UK design right is an unregistered right which has its basis in the 1988 Copyright, Designs and Patents Act, and arises automatically on recording an original design on any medium, or by making an article to an original design.
No formal system of registration exists for UK design right. In order to enforce design right, proof that there is a design right subsisting and that it is owned by the person claiming it will be required. In order to achieve this practically, the original design should be recorded together with information concerning the designer and where and when the design was produced.

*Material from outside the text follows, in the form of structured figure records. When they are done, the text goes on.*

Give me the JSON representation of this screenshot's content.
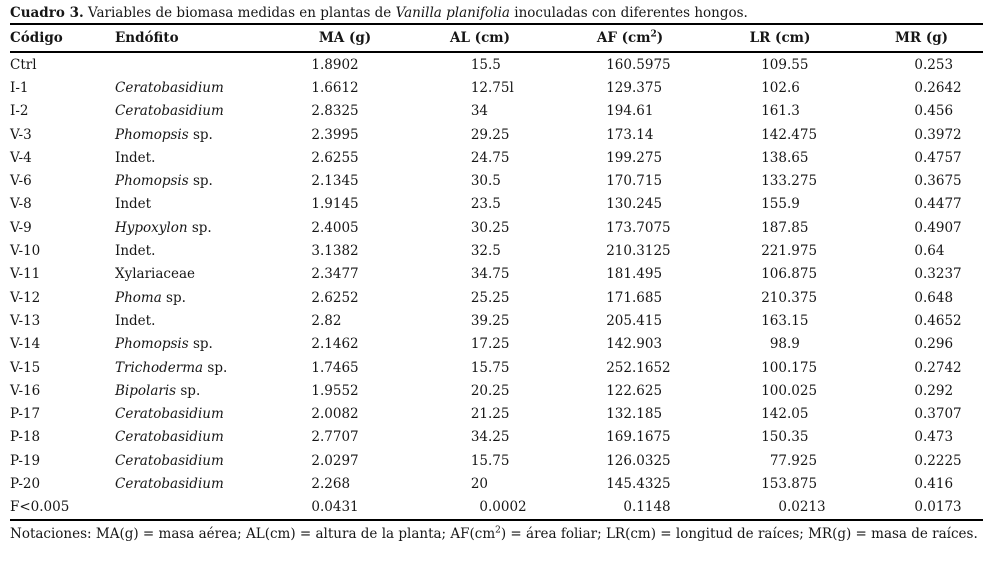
{
  "title": {
    "label": "Cuadro 3.",
    "before_italic": " Variables de biomasa medidas en plantas de ",
    "species_italic": "Vanilla planifolia",
    "after_italic": " inoculadas con diferentes hongos."
  },
  "table": {
    "columns": [
      {
        "key": "code",
        "label": "Código"
      },
      {
        "key": "endo",
        "label": "Endófito"
      },
      {
        "key": "ma",
        "label": "MA (g)"
      },
      {
        "key": "al",
        "label": "AL (cm)"
      },
      {
        "key": "af",
        "label": "AF (cm",
        "sup": "2",
        "post": ")"
      },
      {
        "key": "lr",
        "label": "LR (cm)"
      },
      {
        "key": "mr",
        "label": "MR (g)"
      }
    ],
    "rows": [
      {
        "code": "Ctrl",
        "endo_italic": "",
        "endo_roman": "",
        "ma": "1.8902",
        "al": "15.5",
        "af": "160.5975",
        "lr": "109.55",
        "mr": "0.253"
      },
      {
        "code": "I-1",
        "endo_italic": "Ceratobasidium",
        "endo_roman": "",
        "ma": "1.6612",
        "al": "12.75l",
        "af": "129.375",
        "lr": "102.6",
        "mr": "0.2642"
      },
      {
        "code": "I-2",
        "endo_italic": "Ceratobasidium",
        "endo_roman": "",
        "ma": "2.8325",
        "al": "34",
        "af": "194.61",
        "lr": "161.3",
        "mr": "0.456"
      },
      {
        "code": "V-3",
        "endo_italic": "Phomopsis",
        "endo_roman": " sp.",
        "ma": "2.3995",
        "al": "29.25",
        "af": "173.14",
        "lr": "142.475",
        "mr": "0.3972"
      },
      {
        "code": "V-4",
        "endo_italic": "",
        "endo_roman": "Indet.",
        "ma": "2.6255",
        "al": "24.75",
        "af": "199.275",
        "lr": "138.65",
        "mr": "0.4757"
      },
      {
        "code": "V-6",
        "endo_italic": "Phomopsis",
        "endo_roman": " sp.",
        "ma": "2.1345",
        "al": "30.5",
        "af": "170.715",
        "lr": "133.275",
        "mr": "0.3675"
      },
      {
        "code": "V-8",
        "endo_italic": "",
        "endo_roman": "Indet",
        "ma": "1.9145",
        "al": "23.5",
        "af": "130.245",
        "lr": "155.9",
        "mr": "0.4477"
      },
      {
        "code": "V-9",
        "endo_italic": "Hypoxylon",
        "endo_roman": " sp.",
        "ma": "2.4005",
        "al": "30.25",
        "af": "173.7075",
        "lr": "187.85",
        "mr": "0.4907"
      },
      {
        "code": "V-10",
        "endo_italic": "",
        "endo_roman": "Indet.",
        "ma": "3.1382",
        "al": "32.5",
        "af": "210.3125",
        "lr": "221.975",
        "mr": "0.64"
      },
      {
        "code": "V-11",
        "endo_italic": "",
        "endo_roman": "Xylariaceae",
        "ma": "2.3477",
        "al": "34.75",
        "af": "181.495",
        "lr": "106.875",
        "mr": "0.3237"
      },
      {
        "code": "V-12",
        "endo_italic": "Phoma",
        "endo_roman": " sp.",
        "ma": "2.6252",
        "al": "25.25",
        "af": "171.685",
        "lr": "210.375",
        "mr": "0.648"
      },
      {
        "code": "V-13",
        "endo_italic": "",
        "endo_roman": "Indet.",
        "ma": "2.82",
        "al": "39.25",
        "af": "205.415",
        "lr": "163.15",
        "mr": "0.4652"
      },
      {
        "code": "V-14",
        "endo_italic": "Phomopsis",
        "endo_roman": " sp.",
        "ma": "2.1462",
        "al": "17.25",
        "af": "142.903",
        "lr": "98.9",
        "mr": "0.296"
      },
      {
        "code": "V-15",
        "endo_italic": "Trichoderma",
        "endo_roman": " sp.",
        "ma": "1.7465",
        "al": "15.75",
        "af": "252.1652",
        "lr": "100.175",
        "mr": "0.2742"
      },
      {
        "code": "V-16",
        "endo_italic": "Bipolaris",
        "endo_roman": " sp.",
        "ma": "1.9552",
        "al": "20.25",
        "af": "122.625",
        "lr": "100.025",
        "mr": "0.292"
      },
      {
        "code": "P-17",
        "endo_italic": "Ceratobasidium",
        "endo_roman": "",
        "ma": "2.0082",
        "al": "21.25",
        "af": "132.185",
        "lr": "142.05",
        "mr": "0.3707"
      },
      {
        "code": "P-18",
        "endo_italic": "Ceratobasidium",
        "endo_roman": "",
        "ma": "2.7707",
        "al": "34.25",
        "af": "169.1675",
        "lr": "150.35",
        "mr": "0.473"
      },
      {
        "code": "P-19",
        "endo_italic": "Ceratobasidium",
        "endo_roman": "",
        "ma": "2.0297",
        "al": "15.75",
        "af": "126.0325",
        "lr": "77.925",
        "mr": "0.2225"
      },
      {
        "code": "P-20",
        "endo_italic": "Ceratobasidium",
        "endo_roman": "",
        "ma": "2.268",
        "al": "20",
        "af": "145.4325",
        "lr": "153.875",
        "mr": "0.416"
      },
      {
        "code": "F<0.005",
        "endo_italic": "",
        "endo_roman": "",
        "ma": "0.0431",
        "al": "0.0002",
        "af": "0.1148",
        "lr": "0.0213",
        "mr": "0.0173"
      }
    ]
  },
  "footnote": {
    "pre": "Notaciones: MA(g) = masa aérea; AL(cm) = altura de la planta; AF(cm",
    "sup": "2",
    "post": ") = área foliar; LR(cm) = longitud de raíces; MR(g) = masa de raíces."
  }
}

Design right lasts for a period of 15 years from the end of the calendar year in which the design was first recorded. If the design is incorporated in an article sold or hired within the first 5 years of the design right existing, then design right lasts for 10 years from the date of the first sale or hire. However, the owner of the design right can only prevent copying up to the beginning of the first 5 years of the design right term. For the remaining five year period, third parties are entitled to a license of right from the design right holder, and so copying of the design cannot be prevented. A royalty however will be due for any copying occurring in this period.

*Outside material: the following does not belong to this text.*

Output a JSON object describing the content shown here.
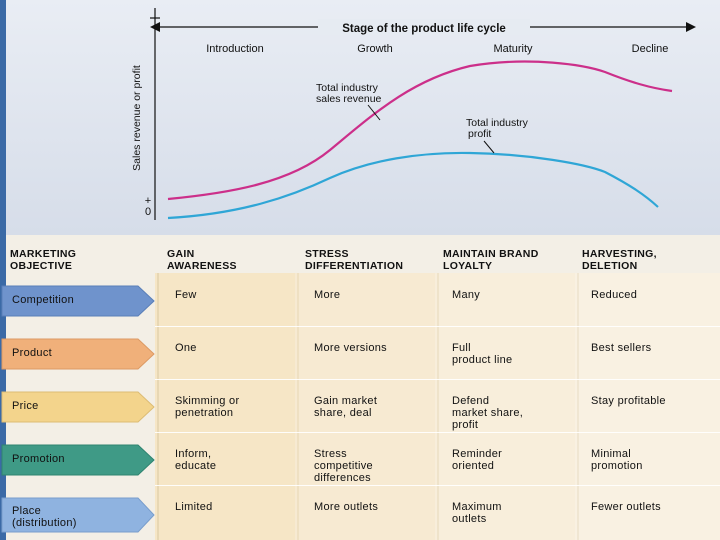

Design right is owned in the first instance by the person making the design, unless it is made in the course of employment or by commission, in which case the design right is normally owned by the employer or commissioner.
Design right can be infringed if a third party copies a design in which design right exists. If a third party independently arrives at exactly the same design, without copying, then no infringement of design right exists.
Limitations to design right:
- It does not protect features of an article which are dependent upon the form of another article to which the aforementioned article is intended to form an integral part.
- It does not protect a decoration applied to the surface of an article.
- It only protects original designs made after 01 August 1989.
- It does not protect the features of an article which, when placed in or around another article, allow the latter article to perform its function.